Another hypothesis we wanted to test was if levels of CD16-expressing “suppressive eosinophils” could be used to monitor treatment response. Indeed, a decreased fraction of CD16-expressing eosinophils in the blood after treatment was one of the immune parameters associated with being a responder to therapy. This was contrary to our original hypothesis, that untreated patients would have depressed levels of CD16-expressing eosinophils in the blood, which would return to normal after successful treatment. Instead, it appears that there is increased release of CD16-expressing eosinophils from the bone marrow to the blood in patients with symptomatic disease, which decreases in successfully treated patients. We have previously shown that CD16-expressing eosinophils are more potent T cell suppressors than conventional eosinophils in vitro [11]. Our finding that the levels of CD16-expressing, potentially suppressive eosinophils, correlated with the numbers of CD3+ T cells and CD4+ T cells alike, at least hints at an association between these two types of leukocytes. Since eosinophilic esophagitis is claimed to be a Th2-driven disorder [2, 3], it is tempting to speculate that the activated CD16-expressing eosinophils in the blood of eosinophilic esophagitis patients might have a T cell suppressive function in the esophagus.

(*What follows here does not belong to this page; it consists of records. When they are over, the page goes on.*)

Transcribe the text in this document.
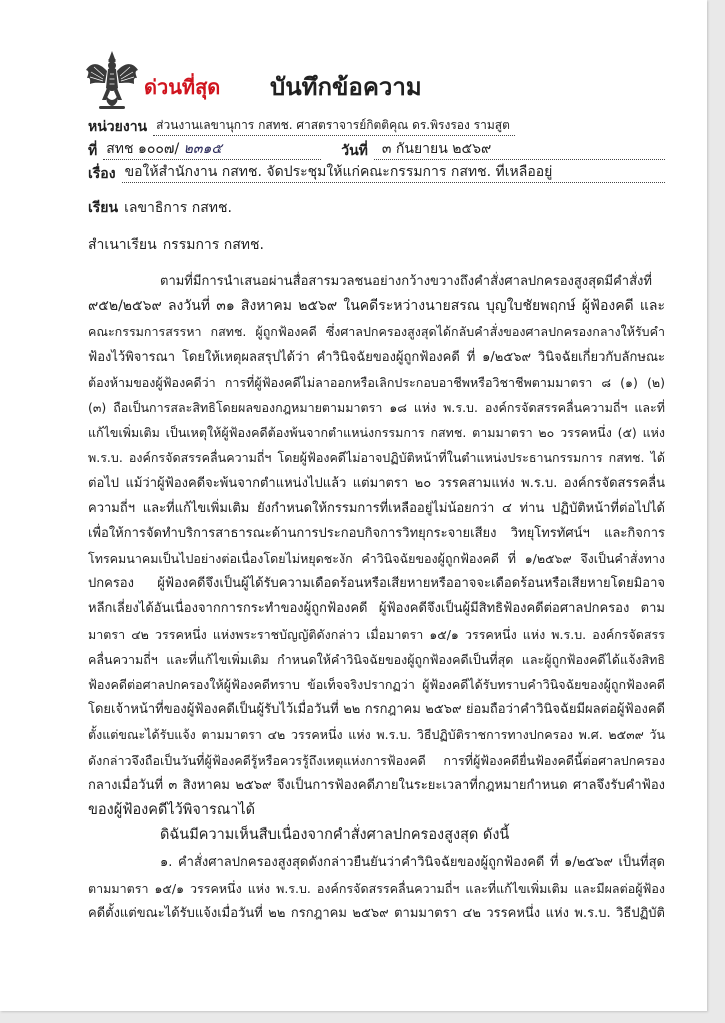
ด่วนที่สุด บันทึกข้อความ
หน่วยงาน ส่วนงานเลขานุการ กสทช. ศาสตราจารย์กิตติคุณ ดร.พิรงรอง รามสูต
ที่ สทช ๑๐๐๗/ ๒๓๑๕	วันที่	๓ กันยายน ๒๕๖๙
เรื่อง ขอให้สำนักงาน กสทช. จัดประชุมให้แก่คณะกรรมการ กสทช. ที่เหลืออยู่
เรียน เลขาธิการ กสทช.
สำเนาเรียน กรรมการ กสทช.
ตามที่มีการนำเสนอผ่านสื่อสารมวลชนอย่างกว้างขวางถึงคำสั่งศาลปกครองสูงสุดมีคำสั่งที่
๙๕๒/๒๕๖๙ ลงวันที่ ๓๑ สิงหาคม ๒๕๖๙ ในคดีระหว่างนายสรณ บุญใบชัยพฤกษ์ ผู้ฟ้องคดี และ
คณะกรรมการสรรหา กสทช. ผู้ถูกฟ้องคดี ซึ่งศาลปกครองสูงสุดได้กลับคำสั่งของศาลปกครองกลางให้รับคำ
ฟ้องไว้พิจารณา โดยให้เหตุผลสรุปได้ว่า คำวินิจฉัยของผู้ถูกฟ้องคดี ที่ ๑/๒๕๖๙ วินิจฉัยเกี่ยวกับลักษณะ
ต้องห้ามของผู้ฟ้องคดีว่า การที่ผู้ฟ้องคดีไม่ลาออกหรือเลิกประกอบอาชีพหรือวิชาชีพตามมาตรา ๘ (๑) (๒)
(๓) ถือเป็นการสละสิทธิโดยผลของกฎหมายตามมาตรา ๑๘ แห่ง พ.ร.บ. องค์กรจัดสรรคลื่นความถี่ฯ และที่
แก้ไขเพิ่มเติม เป็นเหตุให้ผู้ฟ้องคดีต้องพ้นจากตำแหน่งกรรมการ กสทช. ตามมาตรา ๒๐ วรรคหนึ่ง (๕) แห่ง
พ.ร.บ. องค์กรจัดสรรคลื่นความถี่ฯ โดยผู้ฟ้องคดีไม่อาจปฏิบัติหน้าที่ในตำแหน่งประธานกรรมการ กสทช. ได้
ต่อไป แม้ว่าผู้ฟ้องคดีจะพ้นจากตำแหน่งไปแล้ว แต่มาตรา ๒๐ วรรคสามแห่ง พ.ร.บ. องค์กรจัดสรรคลื่น
ความถี่ฯ และที่แก้ไขเพิ่มเติม ยังกำหนดให้กรรมการที่เหลืออยู่ไม่น้อยกว่า ๔ ท่าน ปฏิบัติหน้าที่ต่อไปได้
เพื่อให้การจัดทำบริการสาธารณะด้านการประกอบกิจการวิทยุกระจายเสียง วิทยุโทรทัศน์ฯ และกิจการ
โทรคมนาคมเป็นไปอย่างต่อเนื่องโดยไม่หยุดชะงัก คำวินิจฉัยของผู้ถูกฟ้องคดี ที่ ๑/๒๕๖๙ จึงเป็นคำสั่งทาง
ปกครอง ผู้ฟ้องคดีจึงเป็นผู้ได้รับความเดือดร้อนหรือเสียหายหรืออาจจะเดือดร้อนหรือเสียหายโดยมิอาจ
หลีกเลี่ยงได้อันเนื่องจากการกระทำของผู้ถูกฟ้องคดี ผู้ฟ้องคดีจึงเป็นผู้มีสิทธิฟ้องคดีต่อศาลปกครอง ตาม
มาตรา ๔๒ วรรคหนึ่ง แห่งพระราชบัญญัติดังกล่าว เมื่อมาตรา ๑๕/๑ วรรคหนึ่ง แห่ง พ.ร.บ. องค์กรจัดสรร
คลื่นความถี่ฯ และที่แก้ไขเพิ่มเติม กำหนดให้คำวินิจฉัยของผู้ถูกฟ้องคดีเป็นที่สุด และผู้ถูกฟ้องคดีได้แจ้งสิทธิ
ฟ้องคดีต่อศาลปกครองให้ผู้ฟ้องคดีทราบ ข้อเท็จจริงปรากฏว่า ผู้ฟ้องคดีได้รับทราบคำวินิจฉัยของผู้ถูกฟ้องคดี
โดยเจ้าหน้าที่ของผู้ฟ้องคดีเป็นผู้รับไว้เมื่อวันที่ ๒๒ กรกฎาคม ๒๕๖๙ ย่อมถือว่าคำวินิจฉัยมีผลต่อผู้ฟ้องคดี
ตั้งแต่ขณะได้รับแจ้ง ตามมาตรา ๔๒ วรรคหนึ่ง แห่ง พ.ร.บ. วิธีปฏิบัติราชการทางปกครอง พ.ศ. ๒๕๓๙ วัน
ดังกล่าวจึงถือเป็นวันที่ผู้ฟ้องคดีรู้หรือควรรู้ถึงเหตุแห่งการฟ้องคดี การที่ผู้ฟ้องคดียื่นฟ้องคดีนี้ต่อศาลปกครอง
กลางเมื่อวันที่ ๓ สิงหาคม ๒๕๖๙ จึงเป็นการฟ้องคดีภายในระยะเวลาที่กฎหมายกำหนด ศาลจึงรับคำฟ้อง
ของผู้ฟ้องคดีไว้พิจารณาได้
ดิฉันมีความเห็นสืบเนื่องจากคำสั่งศาลปกครองสูงสุด ดังนี้
๑. คำสั่งศาลปกครองสูงสุดดังกล่าวยืนยันว่าคำวินิจฉัยของผู้ถูกฟ้องคดี ที่ ๑/๒๕๖๙ เป็นที่สุด
ตามมาตรา ๑๕/๑ วรรคหนึ่ง แห่ง พ.ร.บ. องค์กรจัดสรรคลื่นความถี่ฯ และที่แก้ไขเพิ่มเติม และมีผลต่อผู้ฟ้อง
คดีตั้งแต่ขณะได้รับแจ้งเมื่อวันที่ ๒๒ กรกฎาคม ๒๕๖๙ ตามมาตรา ๔๒ วรรคหนึ่ง แห่ง พ.ร.บ. วิธีปฏิบัติ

One limitation of this study is the lack of validated questionnaires in Swedish for patients with eosinophilic esophagitis. Nevertheless, the WDS, EORTC QLQ-OES18 and SF-36 questionnaires available in the Swedish language have been used previously to assess patient-reported outcomes in adult Swedish eosinophilic esophagitis patients [18, 19]. This pilot study was designed to assess if it would be possible to identify a panel of immune parameters in the blood to monitor response to treatment in eosinophilic esophagitis. Intriguingly, we found by multivariate modeling that patient-reported outcomes were required in addition to the immune parameters, suggesting that it may be difficult to rely solely on blood-based biomarkers to evaluate eosinophilic esophagitis patients. The combination of blood-based immune parameters with a select number of patient-reported outcome queries may prove to be a good strategy for noninvasive monitoring of response to therapy in eosinophilic esophagitis patients in the future. However, our findings are based on a relatively small cohort of patients and need to be reproduced using a larger number of patients, preferably from different study centers.